I was excited to realize that many of the principles of Connectivism align with the standards of information literacy espoused by my professional organization, the Association of College and Research Libraries. I use these standards when desiging information literacy sessions.
|Connectivism Principle (Siemans, 2005)||ACRL Standards (ACRL, 2000)|
|Learning and knowledge rests in diversity of opinions||3.2.a Examines and compares information from various sources in order to evaluate reliability, validity, accuracy, authority, timeliness, and point of view or bias|
|Learning is a process of connecting specialized nodes or information sources||3.3.a Recognizes interrelationships among concepts and combines them into potentially useful primary statements with supporting evidence|
|Learning may reside in non-human appliances||1.2 The information literate student identifies a variety of types and formats of potential sources for information.|
|Capacity to know more is more critical than what is currently known|
|Nurturing and maintaining connections is needed to facilitate continual learning||Preface.Information Literacy Defined: Information literacy forms the basis for lifelong learning.|
|Ability to see connections between fields, ideas, and concepts is a core skill||3.3.a Recognizes interrelationships among concepts and combines them into potentially useful primary statements with supporting evidence|
|Currency (accurate, up-to-date knowledge) is the intent of all connectivist learning activities|
|Decision-making is itself a learning process. Choosing what to learn and the meaning of incoming information is seen through the lens of a shifting reality.

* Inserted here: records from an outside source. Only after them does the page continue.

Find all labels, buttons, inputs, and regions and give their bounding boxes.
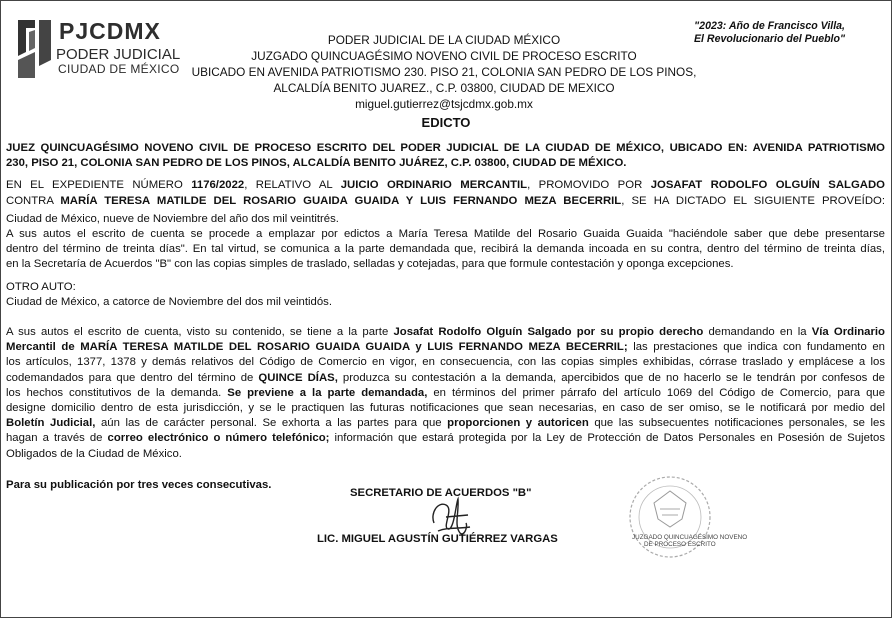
motto-line-2: El Revolucionario del Pueblo" [693,32,845,45]
auto1-date: Ciudad de México, nueve de Noviembre del año dos mil veintitrés. [6,212,339,225]
year-motto [694,20,845,45]
auto3-line: Mercantil de MARÍA TERESA MATILDE DEL ROSARIO GUAIDA GUAIDA y LUIS FERNANDO MEZA BECERRIL; las prestaciones que indica con fundamento en [6,341,885,354]
trial-type: JUICIO ORDINARIO MERCANTIL [340,179,528,192]
intro-line: 230, PISO 21, COLONIA SAN PEDRO DE LOS PINOS, ALCALDÍA BENITO JUÁREZ, C.P. 03800, CIUDAD DE MÉXICO. [6,157,627,170]
logo-city: CIUDAD DE MÉXICO [58,62,180,76]
expediente-line: EN EL EXPEDIENTE NÚMERO 1176/2022, RELATIVO AL JUICIO ORDINARIO MERCANTIL, PROMOVIDO POR JOSAFAT RODOLFO OLGUÍN SALGADO [6,179,885,192]
publication-note: Para su publicación por tres veces consecutivas. [6,478,272,491]
logo-acronym: PJCDMX [59,18,161,44]
auto3-line: Obligados de la Ciudad de México. [6,447,182,460]
auto2-label: OTRO AUTO: [6,280,76,293]
pjcdmx-logo [15,18,181,80]
document-title: EDICTO [421,115,471,130]
seal-text-2: DE PROCESO ESCRITO [644,541,716,548]
auto1-line: A sus autos el escrito de cuenta se procede a emplazar por edictos a María Teresa Matilde del Rosario Guaida Guaida "haciéndole saber que debe presentarse [6,228,885,241]
auto3-line: designe domicilio dentro de esta jurisdicción, y se le practiquen las futuras notificaciones que sean necesarias, en caso de ser omiso, se le notificará por medio del [6,402,885,415]
header-line: PODER JUDICIAL DE LA CIUDAD MÉXICO [327,33,561,47]
header-email: miguel.gutierrez@tsjcdmx.gob.mx [355,97,533,111]
pjcdmx-emblem-icon [15,18,55,80]
header-line: ALCALDÍA BENITO JUAREZ., C.P. 03800, CIUDAD DE MEXICO [273,81,615,95]
auto1-line: dentro del término de treinta días". En tal virtud, se comunica a la parte demandada que, recibirá la demanda incoada en su contra, dentro del término de treinta días, [6,243,885,256]
auto3-line: A sus autos el escrito de cuenta, visto su contenido, se tiene a la parte Josafat Rodolfo Olguín Salgado por su propio derecho demandando en la Vía Ordinario [6,326,885,339]
header-line: JUZGADO QUINCUAGÉSIMO NOVENO CIVIL DE PROCESO ESCRITO [251,49,637,63]
plaintiff: JOSAFAT RODOLFO OLGUÍN SALGADO [650,179,885,192]
auto1-line: en la Secretaría de Acuerdos "B" con las copias simples de traslado, selladas y cotejadas, para que formule contestación y oponga excepciones. [6,258,734,271]
court-header [170,32,718,112]
expediente-line: CONTRA MARÍA TERESA MATILDE DEL ROSARIO GUAIDA GUAIDA Y LUIS FERNANDO MEZA BECERRIL, SE HA DICTADO EL SIGUIENTE PROVEÍDO: [6,194,886,207]
auto3-line: los artículos, 1377, 1378 y demás relativos del Código de Comercio en vigor, en consecuencia, con las copias simples exhibidas, córrase traslado y emplácese a los [6,356,885,369]
logo-institution: PODER JUDICIAL [56,46,181,63]
auto3-line: codemandados para que dentro del término de QUINCE DÍAS, produzca su contestación a la demanda, apercibidos que de no hacerlo se le tendrán por confesos de [6,371,885,384]
secretary-name: LIC. MIGUEL AGUSTÍN GUTIÉRREZ VARGAS [317,533,558,545]
auto3-line: Boletín Judicial, aún las de carácter personal. Se exhorta a las partes para que proporcionen y autoricen que las subsecuentes notificaciones personales, se les [6,417,886,430]
header-line: UBICADO EN AVENIDA PATRIOTISMO 230. PISO 21, COLONIA SAN PEDRO DE LOS PINOS, [191,65,697,79]
intro-line: JUEZ QUINCUAGÉSIMO NOVENO CIVIL DE PROCESO ESCRITO DEL PODER JUDICIAL DE LA CIUDAD DE MÉXICO, UBICADO EN: AVENIDA PATRIOTISMO [6,142,885,154]
auto2-date: Ciudad de México, a catorce de Noviembre del dos mil veintidós. [6,295,332,308]
seal-text-1: JUZGADO QUINCUAGÉSIMO NOVENO [632,534,748,541]
edict-body [6,141,885,493]
case-number: 1176/2022 [191,179,245,192]
defendants: MARÍA TERESA MATILDE DEL ROSARIO GUAIDA GUAIDA Y LUIS FERNANDO MEZA BECERRIL [60,194,622,207]
auto3-line: los hechos constitutivos de la demanda. Se previene a la parte demandada, en términos del primer párrafo del artículo 1069 del Código de Comercio, para que [6,386,885,399]
motto-line-1: "2023: Año de Francisco Villa, [694,20,845,32]
secretary-title: SECRETARIO DE ACUERDOS "B" [350,487,532,499]
auto3-line: hagan a través de correo electrónico o número telefónico; información que estará protegida por la Ley de Protección de Datos Personales en Posesión de Sujetos [6,432,886,445]
court-seal-icon [622,473,748,569]
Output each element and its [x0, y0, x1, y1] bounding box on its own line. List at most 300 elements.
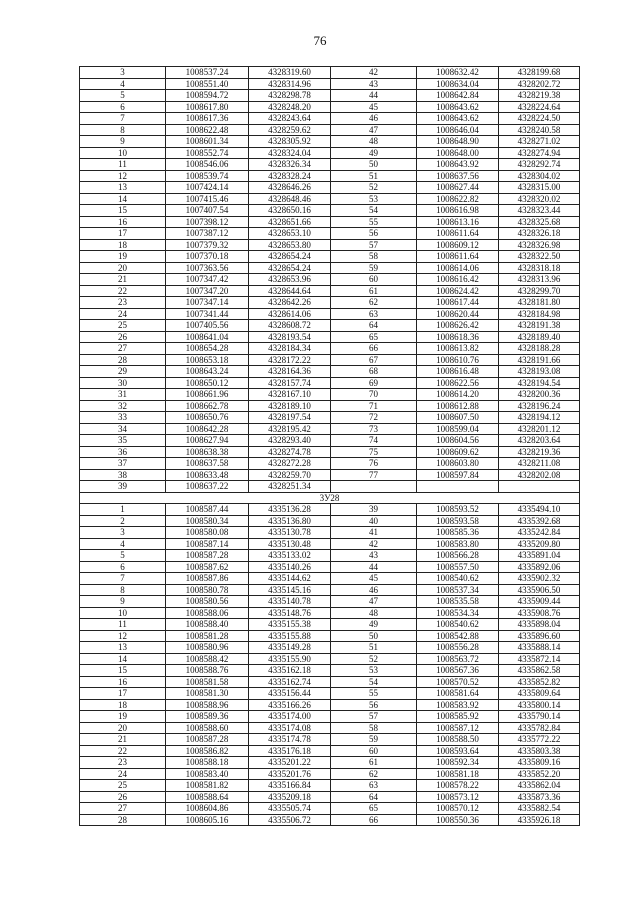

While there is a right answer now, it may be wrong tomorrow due to alterations in the information climate affecting the decision||1.3.a Determines the availability of needed information and makes decisions on broadening the information seeking process beyond local resources|
Connectivism pedagogical strategies that specifically include educational technology could involve showing how students can expand their current networks (ie-Wikipedia) to include library resources. Embedding library online resources into students’ existing networks, and creating spaces for connections to occur are other strategies to consider. We are creating a Learning Commons in our library through renovations this summer; one reason is specifically to increase those connections, which will have enhanced technological spaces.
Association of College and Research Libraries. (2000). Information literacy competency standards for higher education. Retrieved from http://www.ala.org/acrl/standards/informationliteracycompetency
de Castell, S., Bryson, M., & Jenson, J. (2002). Object lessons: Towards an educational theory of technology. First Monday, 7(1). Retrieved from http://www.firstmonday.org/htbin/cgiwrap/bin/ojs/index.php/fm/article/viewArticle/923/845
Downes, S. (2007, February 3). Half an hour: What Connectivism is. Half an Hour. Retrieved from http://halfanhour.blogspot.com/2007/02/what-connectivism-is.html
Siemens, G. (2005). Connectivism: A learning theory for the digital age. International Journal of Instructional Technology and Distance Learning, 2(1), 3–10.